Pengolahan minyak sawit baik
berupa minyak sawit mentah, maupun minyak inti sawit (PKO) juga mengalami peningkatan yang
cukup pesat. Salah satu jenis produk yang
dihasilkan dari pengolahan CPO ialah asam oleat. Kegunaan produk ini (asam oleat) adalah sebagai berikut : • Industri minuman, seperti pembuatan sskripsi,

Industri sabun dan deterjen, • Industri kosmetik, Jual skripsi •
Industri minyak goreng, dan •
Industri bahan makanan.
Kebutuhan asam oleat di Indonesia
dari tahun ke tahun terjadi peningkatan rincian
kebutuhannya seperti Tabel 1.2 berikut ini :
Untuk memenuhi kebutuhan asam
oleat dalam negeri Indonesia sampai sekarang masih mengimpor, karena di Indonesia tidak
terdapat pabrik pembuatan asam oleat.
Sumber import asam oleat terutama
dari negara Jerman, China, dan Hongkong (Darlin,
2004). Berdasarkan data kebutuhan asam oleat diatas, maka di Indonesia sangat dibutuhkan pabrik asam oleat agar dapat
memenuhi kebutuhan dalam negeri.
Berdasarkan data yang ada, maka
untuk menutupi kebutuhan asam oleat di sumatera diperkirakaan kapasitas produksi pabrik
direncanakan sebesar 1500 ton/tahun.
Proses mendapatkan Asam Oleat
dari CPO, yaitu dimana trigliserida yang merupakan kandungan terbesar dari minyak sawit
mentah dipisahkan terlebih dahulu menjadi
asam lemak dan gliserol. Pemisahan ini dapat dilakukan dengan dua cara yaitu : 1.
Menggunakan kaustik soda (NaOH) 2. Menggunakan metode hidrolisa.
Jual skripsi Pemisahan dengan menggunakan kaustik soda,
membutuhkan waktu yang cukup lama dan
kwalitas asam lemak yang dihasilkan tidak baik, sedangkan pemisahan dengan menggunakan metode hidrolisa asam lemak
yang dihasilkan mempunyai kwalitas yang
baik dengan waktu yang singkat namun membutuhkan biaya yang cukup besar.

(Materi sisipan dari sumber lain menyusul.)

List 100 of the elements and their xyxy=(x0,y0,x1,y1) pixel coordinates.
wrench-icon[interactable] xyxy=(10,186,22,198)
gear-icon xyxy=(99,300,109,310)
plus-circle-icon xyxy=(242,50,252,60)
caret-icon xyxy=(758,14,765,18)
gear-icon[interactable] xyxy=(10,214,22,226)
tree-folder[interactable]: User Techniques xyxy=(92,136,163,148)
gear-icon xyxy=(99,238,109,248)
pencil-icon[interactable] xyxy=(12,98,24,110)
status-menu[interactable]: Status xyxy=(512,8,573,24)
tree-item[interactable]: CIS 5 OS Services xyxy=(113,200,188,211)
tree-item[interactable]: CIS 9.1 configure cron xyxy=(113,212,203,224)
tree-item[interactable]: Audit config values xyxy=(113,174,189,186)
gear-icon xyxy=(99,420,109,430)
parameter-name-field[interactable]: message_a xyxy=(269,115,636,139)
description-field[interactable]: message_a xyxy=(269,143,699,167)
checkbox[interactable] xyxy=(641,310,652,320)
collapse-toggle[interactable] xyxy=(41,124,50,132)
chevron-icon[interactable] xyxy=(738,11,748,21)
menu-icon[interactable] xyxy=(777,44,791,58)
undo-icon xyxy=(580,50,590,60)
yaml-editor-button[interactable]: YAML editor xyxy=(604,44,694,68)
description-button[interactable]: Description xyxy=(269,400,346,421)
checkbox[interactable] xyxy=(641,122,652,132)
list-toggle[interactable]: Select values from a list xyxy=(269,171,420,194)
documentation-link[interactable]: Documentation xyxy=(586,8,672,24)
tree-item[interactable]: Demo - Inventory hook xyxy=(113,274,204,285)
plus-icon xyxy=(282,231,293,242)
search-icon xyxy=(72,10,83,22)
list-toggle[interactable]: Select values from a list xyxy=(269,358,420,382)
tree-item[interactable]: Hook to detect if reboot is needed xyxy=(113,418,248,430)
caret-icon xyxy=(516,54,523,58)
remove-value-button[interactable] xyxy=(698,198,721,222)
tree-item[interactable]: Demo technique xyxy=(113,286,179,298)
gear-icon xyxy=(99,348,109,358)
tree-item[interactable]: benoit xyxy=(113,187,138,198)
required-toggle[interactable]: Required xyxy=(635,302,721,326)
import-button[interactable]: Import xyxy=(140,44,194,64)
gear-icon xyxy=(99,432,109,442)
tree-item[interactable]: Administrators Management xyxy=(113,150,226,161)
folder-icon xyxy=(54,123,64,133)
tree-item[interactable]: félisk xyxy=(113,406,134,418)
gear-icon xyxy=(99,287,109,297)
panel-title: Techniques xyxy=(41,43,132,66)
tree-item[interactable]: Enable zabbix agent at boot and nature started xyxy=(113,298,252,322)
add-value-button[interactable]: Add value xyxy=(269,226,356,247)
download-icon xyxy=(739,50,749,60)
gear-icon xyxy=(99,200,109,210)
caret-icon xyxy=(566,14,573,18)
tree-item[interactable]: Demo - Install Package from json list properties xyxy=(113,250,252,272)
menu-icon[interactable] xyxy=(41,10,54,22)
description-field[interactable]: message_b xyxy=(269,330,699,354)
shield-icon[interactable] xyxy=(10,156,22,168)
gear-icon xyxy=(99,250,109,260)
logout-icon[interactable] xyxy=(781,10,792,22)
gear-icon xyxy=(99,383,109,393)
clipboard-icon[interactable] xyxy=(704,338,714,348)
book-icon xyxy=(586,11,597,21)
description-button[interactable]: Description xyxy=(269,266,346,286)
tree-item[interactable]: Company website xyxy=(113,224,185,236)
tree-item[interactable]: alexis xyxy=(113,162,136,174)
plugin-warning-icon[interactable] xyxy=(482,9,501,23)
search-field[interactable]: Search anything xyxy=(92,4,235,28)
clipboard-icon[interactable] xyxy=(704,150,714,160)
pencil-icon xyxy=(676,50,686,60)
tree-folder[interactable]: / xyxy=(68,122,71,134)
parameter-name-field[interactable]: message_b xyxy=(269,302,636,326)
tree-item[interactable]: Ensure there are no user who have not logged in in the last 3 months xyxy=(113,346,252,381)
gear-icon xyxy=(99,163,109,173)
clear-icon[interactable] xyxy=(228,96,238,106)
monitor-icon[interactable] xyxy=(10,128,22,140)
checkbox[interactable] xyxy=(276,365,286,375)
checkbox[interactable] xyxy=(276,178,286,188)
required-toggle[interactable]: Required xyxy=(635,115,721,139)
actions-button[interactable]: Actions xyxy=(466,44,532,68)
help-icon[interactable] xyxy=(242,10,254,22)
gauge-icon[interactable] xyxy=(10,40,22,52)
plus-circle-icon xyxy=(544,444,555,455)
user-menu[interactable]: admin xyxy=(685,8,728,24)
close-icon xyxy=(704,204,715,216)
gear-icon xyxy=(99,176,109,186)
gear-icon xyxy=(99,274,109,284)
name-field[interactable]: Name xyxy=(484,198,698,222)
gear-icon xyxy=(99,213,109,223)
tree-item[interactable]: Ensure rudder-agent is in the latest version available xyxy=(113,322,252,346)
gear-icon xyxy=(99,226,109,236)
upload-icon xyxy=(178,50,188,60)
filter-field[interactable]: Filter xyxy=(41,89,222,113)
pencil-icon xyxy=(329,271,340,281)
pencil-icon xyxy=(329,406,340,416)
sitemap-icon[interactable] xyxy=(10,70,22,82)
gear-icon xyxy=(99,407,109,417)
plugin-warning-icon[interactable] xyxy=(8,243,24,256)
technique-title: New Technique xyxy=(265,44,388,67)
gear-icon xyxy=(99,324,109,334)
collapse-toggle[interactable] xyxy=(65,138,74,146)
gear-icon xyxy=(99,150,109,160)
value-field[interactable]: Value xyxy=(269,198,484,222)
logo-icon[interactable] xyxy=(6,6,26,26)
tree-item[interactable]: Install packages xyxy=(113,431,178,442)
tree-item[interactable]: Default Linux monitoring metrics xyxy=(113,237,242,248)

Chemical Engineering: Pra Rancangan Pabrik Dari Crude palm Oil (CPO) Dengan kapasitas 1500 TonTahun

Download lengkap Versi PDF >>>>>>>KLIK DISINI







Share

& Comment

0 komentar:

Posting Komentar

 

Copyright © 2015 Jual Skripsi Eceran™ is a registered trademark.

Designed by Templateism. Hosted on Blogger Platform.